Re: [Czuwaj] Powyżej 1000m npm

Krzysztof Ludwig krzysiekl w interia.pl
Pią, 10 Mar 2006, 14:11:47 CET


----- Original Message ----- 
From: "czesiek.harcerstwo" <czesiek w harcerstwo.net>
To: "Lista dyskusyjna harcerek i harcerzy." <czuwaj w listy.czuwaj.net>
Sent: Friday, March 10, 2006 12:59 PM
Subject: Re: [Czuwaj] Powyżej 1000m npm


> ----- Original Message ----- 
> From: "Jerzy Łukaszewicz" <jeluk w wodn.lublin.pl>
> To: "Lista dyskusyjna harcerek i harcerzy." <czuwaj w listy.czuwaj.net>
> Sent: Friday, March 10, 2006 12:18 PM
> Subject: Re: [Czuwaj] Powyżej 1000m npm
>
>
>> ----- Original Message ----- 
>> From: "czesiek.harcerstwo" <czesiek w harcerstwo.net>
>>
>> > Odwoływanie sie do ustawy zwiazane jest z tym że:
>> > (.......)
>>
>> Ale kto sie odwoluje do tej Ustawy? My sami?
>> W jakich zwiazkowych
>> instrukcjach jest odwolanie sie do ustawy o kulturze fizycznej?
>
> Przykładowo:
> (......)
> Komisje rewizyjne sprawują kontrolę nad zgodnością działalności władz
> oraz jednostek organizacyjnych Związku z przepisami prawa,
> Statutem ZHP, uchwałami Zjazdu, Rady Naczelnej
> (....)
>
> A chodziło mi o odwoływanie sie w tej dyskusji
> choć jak widzę wątek o tym czy i KIEDY
> nasza działalność wychowawcza jest lub NIE jest
> ".... działalnością w zakresie kultury fizycznej ...."
> nie wzbudza zainteresowania.
>



Witam!

Nie odbieram tego milczenia jako brak zainteresowania.
Ja na przykład nie czuje się specjalnie kompetentny, żeby dyskutować.
Jeśli jednak nalegasz, napiszę jak mi się wydaje.

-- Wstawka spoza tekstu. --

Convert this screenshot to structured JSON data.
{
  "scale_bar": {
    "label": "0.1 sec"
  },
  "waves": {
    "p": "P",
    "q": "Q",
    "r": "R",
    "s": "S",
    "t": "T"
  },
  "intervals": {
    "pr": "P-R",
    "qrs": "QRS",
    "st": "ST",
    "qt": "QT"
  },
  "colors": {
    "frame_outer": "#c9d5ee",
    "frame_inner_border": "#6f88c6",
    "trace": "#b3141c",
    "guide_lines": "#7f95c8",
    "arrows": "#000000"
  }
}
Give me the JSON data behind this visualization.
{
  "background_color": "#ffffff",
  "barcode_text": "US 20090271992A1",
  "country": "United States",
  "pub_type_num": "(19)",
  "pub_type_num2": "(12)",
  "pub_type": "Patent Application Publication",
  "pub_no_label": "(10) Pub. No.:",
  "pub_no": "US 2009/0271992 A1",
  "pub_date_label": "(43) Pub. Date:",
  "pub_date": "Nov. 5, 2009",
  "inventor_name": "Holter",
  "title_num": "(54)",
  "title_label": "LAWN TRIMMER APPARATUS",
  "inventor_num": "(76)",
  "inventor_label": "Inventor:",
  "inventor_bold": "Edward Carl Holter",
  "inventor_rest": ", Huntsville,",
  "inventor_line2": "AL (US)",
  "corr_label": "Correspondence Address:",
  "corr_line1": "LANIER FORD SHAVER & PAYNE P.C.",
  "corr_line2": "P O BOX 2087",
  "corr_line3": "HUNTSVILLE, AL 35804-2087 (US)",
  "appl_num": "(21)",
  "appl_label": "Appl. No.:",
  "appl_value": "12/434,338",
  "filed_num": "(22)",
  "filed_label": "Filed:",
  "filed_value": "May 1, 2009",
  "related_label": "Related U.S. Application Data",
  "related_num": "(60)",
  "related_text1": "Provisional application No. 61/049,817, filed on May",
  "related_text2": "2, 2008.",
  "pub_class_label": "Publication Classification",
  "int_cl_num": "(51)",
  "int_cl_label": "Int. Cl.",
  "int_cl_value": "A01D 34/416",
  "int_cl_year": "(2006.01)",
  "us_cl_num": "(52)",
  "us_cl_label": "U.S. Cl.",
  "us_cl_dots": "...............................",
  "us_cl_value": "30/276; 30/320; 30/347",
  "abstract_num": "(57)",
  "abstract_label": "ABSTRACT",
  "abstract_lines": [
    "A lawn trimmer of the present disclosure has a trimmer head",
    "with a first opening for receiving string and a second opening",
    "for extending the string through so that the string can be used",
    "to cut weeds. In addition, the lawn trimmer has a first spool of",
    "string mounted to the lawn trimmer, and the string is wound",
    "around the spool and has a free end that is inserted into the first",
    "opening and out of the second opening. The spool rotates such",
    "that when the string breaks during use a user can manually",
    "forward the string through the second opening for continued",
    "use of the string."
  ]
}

Otóż do naszych celów należy dbałość o prawidłowy rozwój psychofizyczny 
naszych członków (patrz art. 2 ustawy). Realizujemy go m.in. prowadząc 
zajęcia sportowe, ale również zajmując się rekreacją ruchową (czyli w 
rozumieniu ustawy, Art. 3.8, "formą aktywności fizycznej podejmowaną dla 
wypoczynku i odnowy sił psychofizycznych").
Czyli automatycznie podpadamy pod ustawę o kulturze fizycznej.
Po prostu nasza działalność wychowawcza czasami jednocześnie jest 
działalnością w zakresie kultury fizycznej. Napisałem jednocześnie, bo 
wychodząc na spacer możemy prowadzić jednocześnie np. wychowanie 
patriotyczne, czy jakiekolwiek inne połączone (!) z np. rekreacją ruchową 
(bo nie robimy tego w harcówce, tylko wychodzimy na spacer, bądź na basen).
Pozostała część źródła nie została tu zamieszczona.